WSJ: Stimulus Policy for the Permanent Recession
by Dana Chasin, 1/11/2008
A Wall Street Journal editorial today prescribes a stimulus policy that flatly contradicts the advice of economists as ideologically diverse as Larry Summers and Martin Feldstein.
Messrs. Summers and Feldstein are both acclaimed tenured professors in the Harvard University Economics department. Their views on economic policy are as different as Maynard Keynes' and Adam Smith's. But when it comes to stimulus package recommendations, they sound like peas in a pod compared to the knee-jerk hacks that sit on the WSJ editorial board.
Summers, Jan. 6, 2008:
fiscal stimulus, to be maximally effective, must be clearly and credibly temporary — with no significant adverse impact on the deficit for more than a year or so after implementation. Otherwise it risks being counterproductive by raising the spectre of enlarged future deficits pushing up longer-term interest rates and undermining confidence and longer-term growth prospects.

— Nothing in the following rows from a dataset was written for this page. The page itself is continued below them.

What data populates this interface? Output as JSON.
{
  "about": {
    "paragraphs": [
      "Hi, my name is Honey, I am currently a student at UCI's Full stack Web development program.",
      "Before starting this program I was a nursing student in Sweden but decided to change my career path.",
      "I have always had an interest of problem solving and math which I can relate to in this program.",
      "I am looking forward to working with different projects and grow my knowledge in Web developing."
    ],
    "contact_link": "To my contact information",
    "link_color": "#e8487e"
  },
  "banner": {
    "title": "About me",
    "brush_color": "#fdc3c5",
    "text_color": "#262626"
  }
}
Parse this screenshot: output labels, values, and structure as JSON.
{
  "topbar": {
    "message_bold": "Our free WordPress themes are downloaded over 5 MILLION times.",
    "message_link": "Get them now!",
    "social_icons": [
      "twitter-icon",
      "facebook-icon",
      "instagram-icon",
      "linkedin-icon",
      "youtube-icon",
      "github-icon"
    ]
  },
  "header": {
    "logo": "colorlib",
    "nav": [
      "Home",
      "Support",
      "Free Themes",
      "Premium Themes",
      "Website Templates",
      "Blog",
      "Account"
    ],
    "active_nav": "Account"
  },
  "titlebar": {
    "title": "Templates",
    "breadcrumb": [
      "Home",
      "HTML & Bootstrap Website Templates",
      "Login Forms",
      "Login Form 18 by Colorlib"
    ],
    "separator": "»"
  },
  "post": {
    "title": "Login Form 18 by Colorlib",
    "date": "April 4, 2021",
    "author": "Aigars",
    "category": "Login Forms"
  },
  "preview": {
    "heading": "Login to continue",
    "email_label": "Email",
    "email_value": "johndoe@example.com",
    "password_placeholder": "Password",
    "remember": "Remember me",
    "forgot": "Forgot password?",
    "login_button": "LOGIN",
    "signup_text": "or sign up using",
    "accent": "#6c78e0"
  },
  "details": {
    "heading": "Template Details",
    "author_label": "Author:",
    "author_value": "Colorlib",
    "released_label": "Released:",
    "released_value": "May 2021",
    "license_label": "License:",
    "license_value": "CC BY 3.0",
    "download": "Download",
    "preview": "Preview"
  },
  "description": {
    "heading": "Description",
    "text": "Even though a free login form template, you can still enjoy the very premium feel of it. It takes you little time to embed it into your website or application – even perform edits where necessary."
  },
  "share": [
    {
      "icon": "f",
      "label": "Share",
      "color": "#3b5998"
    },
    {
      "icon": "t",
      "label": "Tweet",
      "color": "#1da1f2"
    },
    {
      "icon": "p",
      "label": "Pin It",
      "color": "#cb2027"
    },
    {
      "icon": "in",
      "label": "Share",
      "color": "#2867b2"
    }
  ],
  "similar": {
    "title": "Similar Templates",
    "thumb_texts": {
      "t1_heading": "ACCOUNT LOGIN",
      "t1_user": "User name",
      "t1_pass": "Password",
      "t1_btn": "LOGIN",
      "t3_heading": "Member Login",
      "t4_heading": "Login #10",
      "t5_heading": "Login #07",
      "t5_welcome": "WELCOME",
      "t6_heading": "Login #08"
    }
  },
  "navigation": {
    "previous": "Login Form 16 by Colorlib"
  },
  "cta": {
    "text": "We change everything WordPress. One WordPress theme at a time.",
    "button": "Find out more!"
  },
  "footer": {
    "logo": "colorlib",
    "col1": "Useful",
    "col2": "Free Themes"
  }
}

a programme of equal payments to all those paying either income or payroll taxes combined with increases in unemployment insurance benefits for the long-term unemployed and food stamp benefits. Such a programme could be implemented quickly and would largely benefit those most likely to be cut off from credit markets and with the most urgent need to spend. It could easily be made temporary.
Interestingly, Mr. Feldstein suggested, Jan. 10, 2008
... that Congress enact a quick tax rebate or other tax cut for households to go into effect only if three straight months of shrinking employment confirmed that it was needed.... Liberal economists say boosting food stamps is one of the most efficient ways of pumping money into the economy, an idea surprisingly embraced by GOP economist Martin Feldstein at a Brookings Institution forum on Thursday: "The fiscal stimulus would automatically end when employment began to rise or when it reached its pre-downturn level."
Now, the Journal:
A real fiscal stimulus is one that immediately and permanently changes the incentives for individuals and business to work, invest and take risks. As for a stimulus now, one that works would be marginal (at the next dollar of income), immediate and permanent. A proposal to bring the U.S. corporate rate into line with the rest of the world would help, and even better would be an across the board cut in income taxes to 30% from 35%. That would be real recession insurance. [emph. added]
I suppose a permanent stimulus package would make sense to combat a permanent recession. I happen not to share the Journal's degree of pessimism that would support its policy prescription. And a stimulus package designed to promote investment rather than consumer spending sounds equally nonsensical. And I am in good company. Even Feldstein, the chair of Ronald Reagan's Council of Economic Advisers, urges a trigger to make sure the stimulus is not permanent: "the fiscal stimulus would automatically end when employment began to rise or when it reached its pre-downturn level."
Once again, the Journal seems intent on inflicting permanent damage on its editorial credibility.